Correlation analysis of global DNA methylation with mRNA expression of genes involved in epigenetic regulation in the kidney. A correlation analysis was performed between global DNA methylation and mRNA expression of genes that are implicated in the regulation of epigenetic state. The correlation analysis was determined using global methylation and mRNA expression data from the F₁ PND10 animals (n = 4), F₁ adult animals (n = 4), and F₂ adult animals (n = 3). Correlation is shown for Dnmt1 (A), Dnmt3a (B), Dnmt3b (c), Mbd2 (D), Mbd3 (E), Mecp2 (F), Gadd45a (G), Crebbp (H), and Tet1 mRNA (I). The R value and P value for each gene analyzed is presented in the figure.

Fig. 8.

Correlation analysis of global DNA methylation with mRNA expression of genes involved in epigenetic regulation in the cerebellum. A correlation analysis was performed between global DNA methylation and mRNA expression of genes that are implicated in the regulation of epigenetic state.
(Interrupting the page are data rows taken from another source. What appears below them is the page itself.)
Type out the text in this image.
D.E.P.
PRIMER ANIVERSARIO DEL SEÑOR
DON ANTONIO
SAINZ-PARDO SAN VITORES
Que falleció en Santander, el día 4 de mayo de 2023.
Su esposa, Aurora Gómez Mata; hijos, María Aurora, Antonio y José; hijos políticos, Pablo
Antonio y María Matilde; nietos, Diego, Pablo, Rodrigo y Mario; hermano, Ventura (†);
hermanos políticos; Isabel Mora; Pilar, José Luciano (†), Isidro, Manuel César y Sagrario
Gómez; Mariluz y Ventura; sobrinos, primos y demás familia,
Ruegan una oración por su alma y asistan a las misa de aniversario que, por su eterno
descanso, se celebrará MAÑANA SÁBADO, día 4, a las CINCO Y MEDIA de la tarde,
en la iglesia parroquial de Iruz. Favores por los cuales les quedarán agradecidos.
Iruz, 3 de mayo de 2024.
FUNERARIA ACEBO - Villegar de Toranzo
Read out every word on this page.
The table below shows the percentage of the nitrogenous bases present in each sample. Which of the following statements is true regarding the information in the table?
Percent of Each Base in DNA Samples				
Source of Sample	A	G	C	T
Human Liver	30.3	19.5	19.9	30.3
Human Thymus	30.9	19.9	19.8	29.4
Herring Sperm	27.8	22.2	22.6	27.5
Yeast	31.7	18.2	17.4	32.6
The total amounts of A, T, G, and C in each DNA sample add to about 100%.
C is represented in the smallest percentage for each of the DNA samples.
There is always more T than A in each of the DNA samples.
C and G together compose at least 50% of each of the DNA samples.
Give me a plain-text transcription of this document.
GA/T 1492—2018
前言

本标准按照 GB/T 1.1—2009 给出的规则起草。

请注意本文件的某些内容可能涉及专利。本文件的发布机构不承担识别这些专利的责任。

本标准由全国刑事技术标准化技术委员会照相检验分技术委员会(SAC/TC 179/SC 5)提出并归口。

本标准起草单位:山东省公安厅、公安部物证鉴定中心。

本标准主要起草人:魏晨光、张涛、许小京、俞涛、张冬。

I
The correlation analysis was determined using global methylation and mRNA expression data from the F₁ PND10 animals (n = 4), F₁ adult animals (n = 4), and F₂ adult animals (n = 3). Correlation is shown for Dnmt1 (A), Dnmt3a (B), Dnmt3b (C), Mbd2 (D), Mbd3 (E), Mecp2 (F), Gadd45a (G), Crebbp (H), and Tet1 mRNA (I). The R value and P value for each gene analyzed is presented in the figure.